La personalidad del Wolfsburgo destaca en Europa. El cometido de ordenar desde el ataque y romper las líneas a base de verticalidad. Rapidez, sencillez y seguridad. El trabajo en equipo para acabar decidiendo con una individualidad. Bloque y nombres propios.
El equipo está cimentado desde arriba. Schürrle, De Bruyne, Caligiuri y Bas Dost, más la regularidad y el aporte diferencial del - joven y prometedor - germano Maximilian Arnold. Movimiento constante puro y duro. Equipo muy abierto para hacer correr al contrario detrás de la pelota. 
Daniel Caligiuri por la izquierda, André Schürrle por la derecha y Kevin De Bruyne actuando de volante libre por el centro. Un tridente que marca la diferencia desde el vértigo y la sorpresa. De hecho, la calidad es diferencial. Caligiuri hace un trabajo defensivo más notable, cuando cubre la espalda a Vieirinha. El extremo portugués - reconvertido a lateral - cierra en medio campo ofreciéndose como otra opción para ampliar la profundidad. Los otros dos son únicos en el juego de ataque. Remate y asistencia.
Siempre buscando la espalda del contrario - opción muy destacable gracias a la velocidad de ataque - con un continuo 3x2 vs centrales y el emparejamiento de los cuatro laterales. Tapar adversarios para que la calidad decida. Sencillo pero complicado de completar. 
Cerrar lejos de la portería, evitar contras y buscar la asociación volante-interior. El equipo alemán que puede plantar cara a la aplastante superioridad bávara en el país germano se empieza a notar.

Potencializar aptitudes

Desplegar el potencial en su máximo esplendor. Sinónimo de victoria en el fútbol. El Oporto renace cada temporada. Juega, expone, vende y gana. Tiene mucho mérito.
El puñal del ataque está muy claro. Romper líneas a base de asociaciones. En el esquema del 4-3-3 cada par de interiores y de extremos tienen su función. Los extremos - por excelencia son Tello y Brahimi - tienen las cualidades y las habilidades necesarias. Desborde y combinación.

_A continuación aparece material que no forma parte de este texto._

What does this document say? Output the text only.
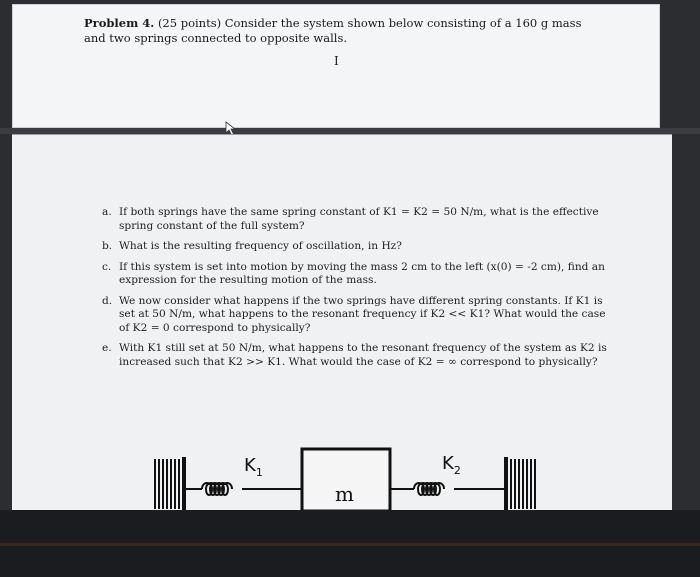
Problem 4. (25 points) Consider the system shown below consisting of a 160 g mass and two springs connected to opposite walls.
I
a. If both springs have the same spring constant of K1 = K2 = 50 N/m, what is the effective spring constant of the full system?
b. What is the resulting frequency of oscillation, in Hz?
c. If this system is set into motion by moving the mass 2 cm to the left (x(0) = -2 cm), find an expression for the resulting motion of the mass.
d. We now consider what happens if the two springs have different spring constants. If K1 is set at 50 N/m, what happens to the resonant frequency if K2 << K1? What would the case of K2 = 0 correspond to physically?
e. With K1 still set at 50 N/m, what happens to the resonant frequency of the system as K2 is increased such that K2 >> K1. What would the case of K2 = ∞ correspond to physically?
$K_1$
m
$K_2$
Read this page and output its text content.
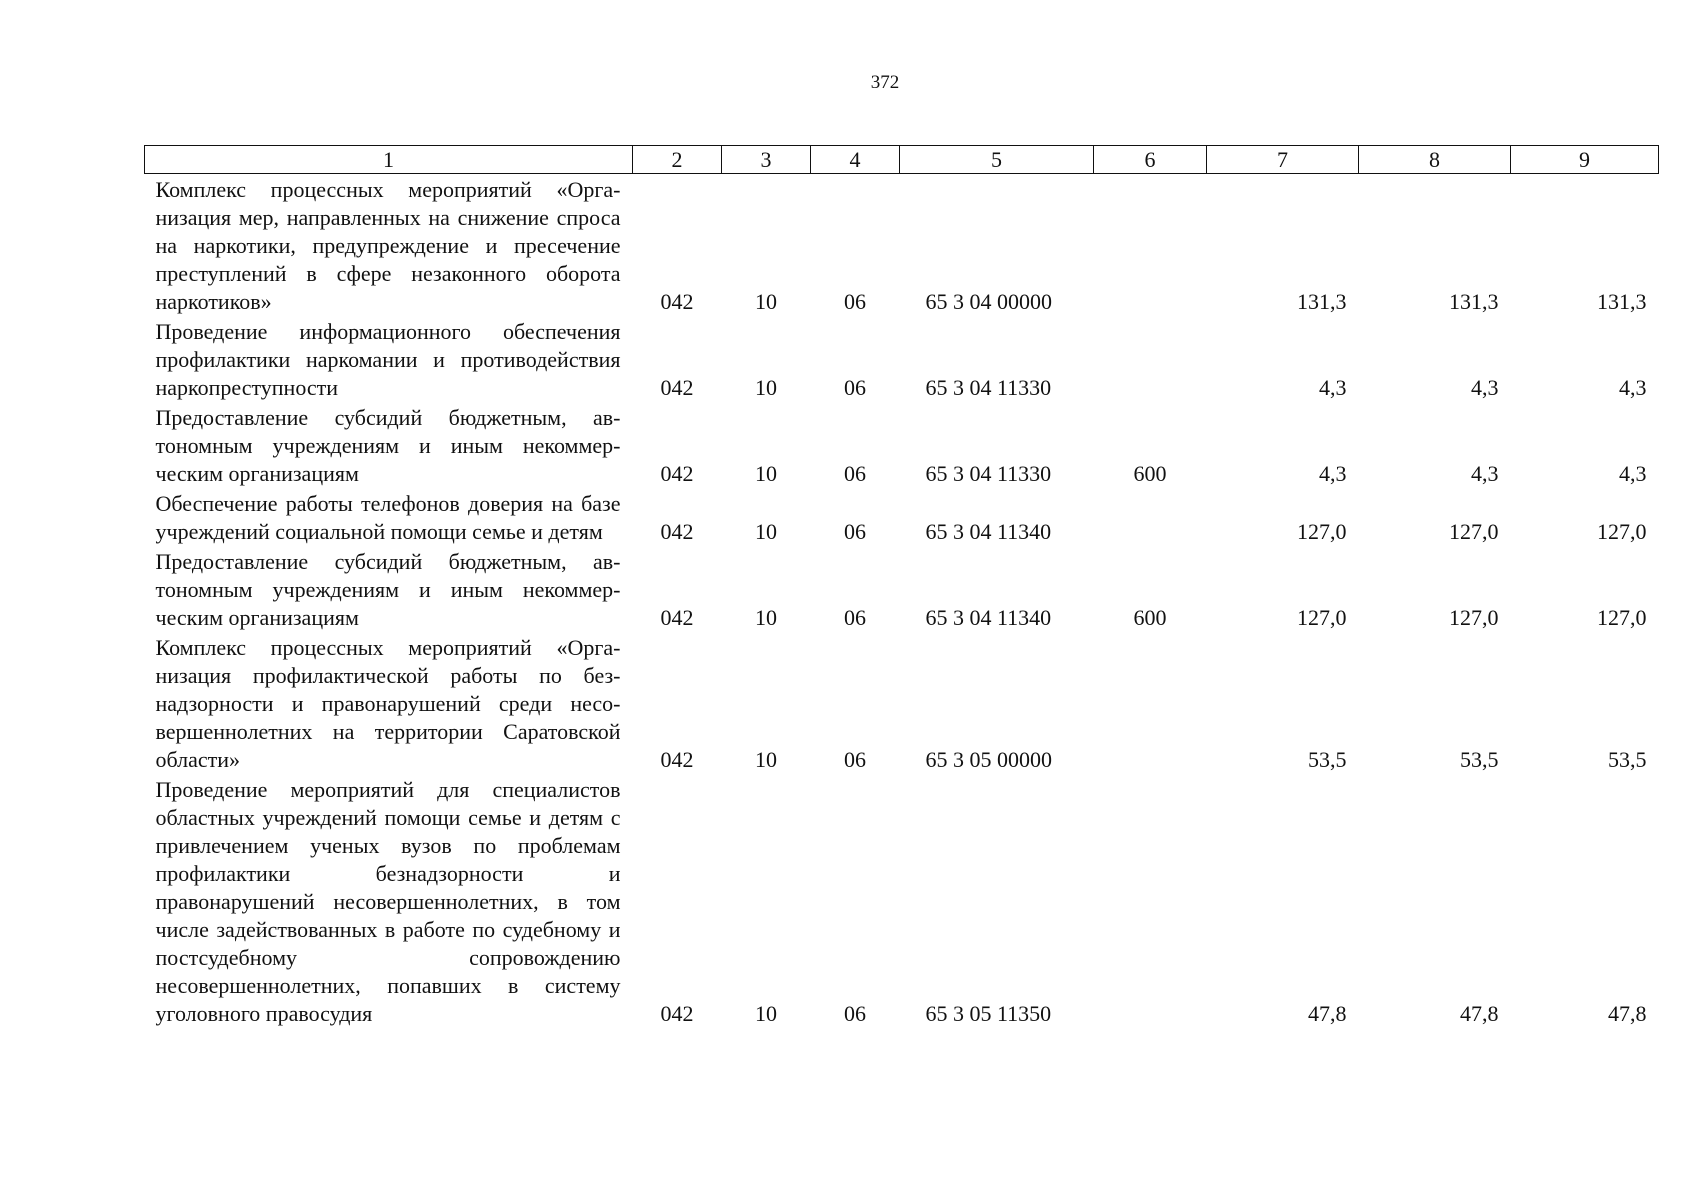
372
1	2	3	4	5	6	7	8	9
Комплекс процессных мероприятий «Организация мер, направленных на снижение спроса на наркотики, предупреждение и пресечение преступлений в сфере незаконного оборота наркотиков»	042	10	06	65 3 04 00000		131,3	131,3	131,3
Проведение информационного обеспечения профилактики наркомании и противодействия наркопреступности	042	10	06	65 3 04 11330		4,3	4,3	4,3
Предоставление субсидий бюджетным, автономным учреждениям и иным некоммерческим организациям	042	10	06	65 3 04 11330	600	4,3	4,3	4,3
Обеспечение работы телефонов доверия на базе учреждений социальной помощи семье и детям	042	10	06	65 3 04 11340		127,0	127,0	127,0
Предоставление субсидий бюджетным, автономным учреждениям и иным некоммерческим организациям	042	10	06	65 3 04 11340	600	127,0	127,0	127,0
Комплекс процессных мероприятий «Организация профилактической работы по безнадзорности и правонарушений среди несовершеннолетних на территории Саратовской области»	042	10	06	65 3 05 00000		53,5	53,5	53,5
Проведение мероприятий для специалистов областных учреждений помощи семье и детям с привлечением ученых вузов по проблемам профилактики безнадзорности и правонарушений несовершеннолетних, в том числе задействованных в работе по судебному и постсудебному сопровождению несовершеннолетних, попавших в систему уголовного правосудия	042	10	06	65 3 05 11350		47,8	47,8	47,8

Los dos interiores - Óliver Torres y el mejicano Herrera - tienen robo, pausa e inicio.
Superar la primera línea para encontrar "a los buenos". El balón se quiere, pero siempre con el objetivo de avanzar rápido y con seguridad.
Tello y Danilo forman una banda de escándalo. El español va hacia afuera - camino frecuentemente vacío gracias a Jackson Martínez - y el brasileño explota hacia dentro. Superioridad de 2x1 que surge de un 1x1. Es fabricar para obtener. En el otro lado suele ser al contrario, Brahimi hacia dentro y Alex Sandro - próxima explosión como individualidad después de Danilo - hacia afuera.
Jugar el balón es bonito. Jugarlo con intención es sublime.